1. Use nonpharmacologic interventions to supplement, not replace, pharmacologic interventions, and use for mild pain and pain that is reasonably well controlled with analgesics.
2. Form a trusting relationship with child and family. Express concern regarding their reports of pain, and intervene appropriately.
3. Use general guidelines to prepare child for procedure.
4. Prepare child before potentially painful procedures, but avoid “planting” the idea of pain. For example, instead of saying, “This is going to (or may) hurt,” say, “Sometimes this feels like pushing, sticking, or pinching, and sometimes it doesn’t bother people. Tell me what it feels like to you.”
5. Use “nonpain” descriptors when possible (e.g., “It feels like heat” rather than “It’s a burning pain”). This allows for variation in sensory perception, avoids suggesting pain, and gives the child control in describing reactions.
6. Avoid evaluative statements or descriptions (e.g., “This is a terrible procedure” or “It really will hurt a lot”).

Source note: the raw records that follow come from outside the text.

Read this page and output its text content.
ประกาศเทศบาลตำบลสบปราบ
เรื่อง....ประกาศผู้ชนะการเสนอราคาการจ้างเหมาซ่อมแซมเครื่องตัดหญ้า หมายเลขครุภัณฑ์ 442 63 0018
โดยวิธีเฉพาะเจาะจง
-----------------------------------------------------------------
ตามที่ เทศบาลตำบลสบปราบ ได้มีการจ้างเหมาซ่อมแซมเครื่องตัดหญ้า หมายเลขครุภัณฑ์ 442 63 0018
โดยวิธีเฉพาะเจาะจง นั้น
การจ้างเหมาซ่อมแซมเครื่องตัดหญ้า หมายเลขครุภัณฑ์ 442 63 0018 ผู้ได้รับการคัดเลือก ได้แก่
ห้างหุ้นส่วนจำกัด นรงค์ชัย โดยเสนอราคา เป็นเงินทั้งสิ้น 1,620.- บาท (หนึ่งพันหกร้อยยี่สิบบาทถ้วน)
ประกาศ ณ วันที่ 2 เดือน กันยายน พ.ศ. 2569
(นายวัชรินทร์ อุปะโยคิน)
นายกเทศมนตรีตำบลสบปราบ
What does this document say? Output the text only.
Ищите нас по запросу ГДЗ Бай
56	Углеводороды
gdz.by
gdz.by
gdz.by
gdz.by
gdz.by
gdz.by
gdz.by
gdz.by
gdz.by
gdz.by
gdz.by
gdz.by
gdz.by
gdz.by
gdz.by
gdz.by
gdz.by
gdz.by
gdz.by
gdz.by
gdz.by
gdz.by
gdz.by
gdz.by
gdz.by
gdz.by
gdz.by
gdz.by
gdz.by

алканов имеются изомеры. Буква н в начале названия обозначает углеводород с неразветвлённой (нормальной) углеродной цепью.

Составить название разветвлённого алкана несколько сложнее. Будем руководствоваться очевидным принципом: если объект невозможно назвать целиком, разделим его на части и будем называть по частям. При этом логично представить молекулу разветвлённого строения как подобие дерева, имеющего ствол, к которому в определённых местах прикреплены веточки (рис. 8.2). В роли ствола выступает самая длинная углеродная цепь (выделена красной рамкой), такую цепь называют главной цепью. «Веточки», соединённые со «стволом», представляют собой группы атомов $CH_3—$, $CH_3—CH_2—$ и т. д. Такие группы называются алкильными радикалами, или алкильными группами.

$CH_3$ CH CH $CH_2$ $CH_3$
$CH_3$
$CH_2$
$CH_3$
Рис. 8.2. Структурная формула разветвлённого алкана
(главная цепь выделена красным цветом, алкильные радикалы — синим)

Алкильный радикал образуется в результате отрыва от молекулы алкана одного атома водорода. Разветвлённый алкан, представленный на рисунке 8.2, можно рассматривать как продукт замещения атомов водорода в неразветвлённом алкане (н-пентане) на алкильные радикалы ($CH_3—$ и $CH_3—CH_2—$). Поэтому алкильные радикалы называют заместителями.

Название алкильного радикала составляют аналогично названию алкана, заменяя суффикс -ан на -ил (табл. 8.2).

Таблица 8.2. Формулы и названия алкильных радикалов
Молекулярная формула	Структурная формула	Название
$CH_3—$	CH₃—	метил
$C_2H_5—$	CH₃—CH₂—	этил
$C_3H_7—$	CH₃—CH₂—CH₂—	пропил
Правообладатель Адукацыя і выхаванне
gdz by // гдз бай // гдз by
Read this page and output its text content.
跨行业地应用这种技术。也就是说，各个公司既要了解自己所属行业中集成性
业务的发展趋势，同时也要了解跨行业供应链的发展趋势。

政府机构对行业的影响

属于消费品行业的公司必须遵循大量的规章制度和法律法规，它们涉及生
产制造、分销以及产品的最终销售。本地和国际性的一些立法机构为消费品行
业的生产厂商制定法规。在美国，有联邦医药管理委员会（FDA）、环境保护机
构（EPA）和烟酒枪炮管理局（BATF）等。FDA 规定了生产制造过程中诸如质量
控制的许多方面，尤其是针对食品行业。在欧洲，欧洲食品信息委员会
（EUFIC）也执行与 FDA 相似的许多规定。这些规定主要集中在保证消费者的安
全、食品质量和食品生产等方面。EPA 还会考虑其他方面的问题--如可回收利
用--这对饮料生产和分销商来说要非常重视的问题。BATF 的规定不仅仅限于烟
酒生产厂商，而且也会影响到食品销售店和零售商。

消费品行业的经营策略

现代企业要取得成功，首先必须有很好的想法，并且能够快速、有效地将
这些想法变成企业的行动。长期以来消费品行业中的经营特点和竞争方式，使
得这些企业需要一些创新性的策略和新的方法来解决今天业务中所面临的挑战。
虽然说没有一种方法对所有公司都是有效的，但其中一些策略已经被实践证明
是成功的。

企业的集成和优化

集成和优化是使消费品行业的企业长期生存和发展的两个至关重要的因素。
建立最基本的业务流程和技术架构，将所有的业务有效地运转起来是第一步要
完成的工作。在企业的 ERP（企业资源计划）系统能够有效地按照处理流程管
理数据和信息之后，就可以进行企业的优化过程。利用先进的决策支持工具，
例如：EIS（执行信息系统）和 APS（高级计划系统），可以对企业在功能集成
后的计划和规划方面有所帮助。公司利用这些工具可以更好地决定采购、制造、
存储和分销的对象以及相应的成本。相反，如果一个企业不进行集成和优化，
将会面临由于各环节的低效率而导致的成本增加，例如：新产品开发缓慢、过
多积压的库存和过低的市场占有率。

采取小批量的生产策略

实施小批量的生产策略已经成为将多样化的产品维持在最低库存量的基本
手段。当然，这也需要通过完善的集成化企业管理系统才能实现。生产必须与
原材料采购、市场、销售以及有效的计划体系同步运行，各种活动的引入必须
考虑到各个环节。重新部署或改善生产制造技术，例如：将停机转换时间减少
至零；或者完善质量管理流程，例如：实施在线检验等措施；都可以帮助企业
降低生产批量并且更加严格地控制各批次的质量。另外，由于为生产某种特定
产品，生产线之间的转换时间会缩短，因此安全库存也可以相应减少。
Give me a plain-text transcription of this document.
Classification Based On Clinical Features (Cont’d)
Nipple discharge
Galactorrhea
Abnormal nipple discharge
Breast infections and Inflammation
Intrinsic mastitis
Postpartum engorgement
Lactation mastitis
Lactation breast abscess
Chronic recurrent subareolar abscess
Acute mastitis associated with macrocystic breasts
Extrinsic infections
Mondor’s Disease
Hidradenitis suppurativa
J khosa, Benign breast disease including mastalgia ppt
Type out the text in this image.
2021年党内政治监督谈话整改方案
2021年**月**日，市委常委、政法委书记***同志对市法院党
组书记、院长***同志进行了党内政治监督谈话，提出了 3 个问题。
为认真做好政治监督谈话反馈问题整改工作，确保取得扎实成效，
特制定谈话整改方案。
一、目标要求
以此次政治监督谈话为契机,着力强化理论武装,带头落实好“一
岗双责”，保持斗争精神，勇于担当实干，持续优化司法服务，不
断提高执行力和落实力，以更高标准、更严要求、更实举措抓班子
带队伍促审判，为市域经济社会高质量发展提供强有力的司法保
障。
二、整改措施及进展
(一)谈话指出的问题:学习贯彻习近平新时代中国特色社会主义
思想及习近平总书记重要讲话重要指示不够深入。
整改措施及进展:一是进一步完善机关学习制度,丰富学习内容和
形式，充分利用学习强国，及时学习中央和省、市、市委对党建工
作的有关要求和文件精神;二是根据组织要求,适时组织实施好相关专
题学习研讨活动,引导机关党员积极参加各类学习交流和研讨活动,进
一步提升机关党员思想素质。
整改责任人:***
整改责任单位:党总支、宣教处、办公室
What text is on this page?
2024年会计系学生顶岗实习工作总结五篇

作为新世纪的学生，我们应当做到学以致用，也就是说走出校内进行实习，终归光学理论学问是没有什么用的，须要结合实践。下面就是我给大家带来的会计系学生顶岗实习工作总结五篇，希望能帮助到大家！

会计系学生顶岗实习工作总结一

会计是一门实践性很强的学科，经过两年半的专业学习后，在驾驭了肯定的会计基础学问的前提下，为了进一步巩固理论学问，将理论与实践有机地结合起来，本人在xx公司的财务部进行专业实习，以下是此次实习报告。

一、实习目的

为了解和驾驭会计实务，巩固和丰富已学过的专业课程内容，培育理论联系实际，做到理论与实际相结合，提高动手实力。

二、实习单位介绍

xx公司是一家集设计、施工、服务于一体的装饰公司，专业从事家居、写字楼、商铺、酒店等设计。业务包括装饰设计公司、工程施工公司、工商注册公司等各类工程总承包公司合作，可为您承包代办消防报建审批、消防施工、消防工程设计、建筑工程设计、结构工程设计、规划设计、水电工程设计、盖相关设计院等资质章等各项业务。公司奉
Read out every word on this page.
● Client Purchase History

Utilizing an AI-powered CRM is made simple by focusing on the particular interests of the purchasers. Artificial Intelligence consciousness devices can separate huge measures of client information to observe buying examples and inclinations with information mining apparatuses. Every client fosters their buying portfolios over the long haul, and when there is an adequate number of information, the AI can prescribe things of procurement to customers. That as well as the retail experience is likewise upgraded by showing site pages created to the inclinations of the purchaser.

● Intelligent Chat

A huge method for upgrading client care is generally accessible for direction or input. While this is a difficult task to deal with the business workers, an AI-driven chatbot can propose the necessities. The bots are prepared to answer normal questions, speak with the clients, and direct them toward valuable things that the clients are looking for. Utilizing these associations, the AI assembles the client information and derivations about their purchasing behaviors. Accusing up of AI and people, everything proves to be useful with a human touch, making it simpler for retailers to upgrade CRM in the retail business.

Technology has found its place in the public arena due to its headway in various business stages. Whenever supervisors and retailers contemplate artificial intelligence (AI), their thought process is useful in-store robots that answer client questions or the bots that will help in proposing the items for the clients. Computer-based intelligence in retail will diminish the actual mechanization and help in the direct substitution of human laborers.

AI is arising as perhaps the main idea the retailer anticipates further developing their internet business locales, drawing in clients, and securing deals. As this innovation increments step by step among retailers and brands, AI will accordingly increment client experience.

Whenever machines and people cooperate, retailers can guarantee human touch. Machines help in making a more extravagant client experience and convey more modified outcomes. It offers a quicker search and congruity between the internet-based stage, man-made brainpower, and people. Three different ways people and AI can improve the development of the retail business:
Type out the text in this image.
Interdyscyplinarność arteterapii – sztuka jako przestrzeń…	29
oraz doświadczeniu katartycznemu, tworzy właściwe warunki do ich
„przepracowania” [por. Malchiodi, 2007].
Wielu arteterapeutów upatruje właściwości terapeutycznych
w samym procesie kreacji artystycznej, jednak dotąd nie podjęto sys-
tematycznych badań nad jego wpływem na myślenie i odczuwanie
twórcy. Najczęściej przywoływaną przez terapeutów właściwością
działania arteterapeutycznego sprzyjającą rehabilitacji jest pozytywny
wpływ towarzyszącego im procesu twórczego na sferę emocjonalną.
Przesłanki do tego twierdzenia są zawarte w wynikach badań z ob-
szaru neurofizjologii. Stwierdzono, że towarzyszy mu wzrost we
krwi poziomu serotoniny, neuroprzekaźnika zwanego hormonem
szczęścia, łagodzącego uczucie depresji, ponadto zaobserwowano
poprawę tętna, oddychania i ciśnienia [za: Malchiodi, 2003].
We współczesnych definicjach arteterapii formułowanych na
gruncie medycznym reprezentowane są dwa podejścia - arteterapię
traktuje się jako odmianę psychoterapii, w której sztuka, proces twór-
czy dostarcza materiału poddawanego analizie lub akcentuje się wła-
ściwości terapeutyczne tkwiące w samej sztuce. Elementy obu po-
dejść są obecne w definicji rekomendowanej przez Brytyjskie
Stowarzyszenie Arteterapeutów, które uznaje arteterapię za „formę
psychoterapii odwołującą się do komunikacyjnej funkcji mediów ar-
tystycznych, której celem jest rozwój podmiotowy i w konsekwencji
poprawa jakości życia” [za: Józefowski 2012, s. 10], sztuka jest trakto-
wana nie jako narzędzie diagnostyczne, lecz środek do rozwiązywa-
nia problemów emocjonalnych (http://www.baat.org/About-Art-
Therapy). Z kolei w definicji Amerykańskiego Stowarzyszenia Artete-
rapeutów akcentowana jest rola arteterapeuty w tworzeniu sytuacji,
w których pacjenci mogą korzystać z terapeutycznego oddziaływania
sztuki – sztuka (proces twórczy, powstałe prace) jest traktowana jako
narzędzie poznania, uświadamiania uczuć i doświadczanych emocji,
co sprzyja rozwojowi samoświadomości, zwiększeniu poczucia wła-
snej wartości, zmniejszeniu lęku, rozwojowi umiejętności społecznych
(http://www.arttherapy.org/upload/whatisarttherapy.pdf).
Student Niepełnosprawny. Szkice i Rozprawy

7. Stay with child during a painful procedure.
8. Allow parents to stay with child if child and parent desire; encourage parent to talk softly to child and to remain near child’s head.
9. Involve parents in learning specific nonpharmacologic strategies and in assisting child with their use.
10. Educate child about the pain, especially when explanation may lessen anxiety (e.g., that pain may occur after surgery and does not indicate something is wrong); reassure the child that he or she is not responsible for the pain.
11. For long-term pain control, give child a doll, which represents “the patient,” and allow child to do everything to the doll that is done to the child; pain control can be emphasized through the doll by stating, “Dolly feels better after the medicine.”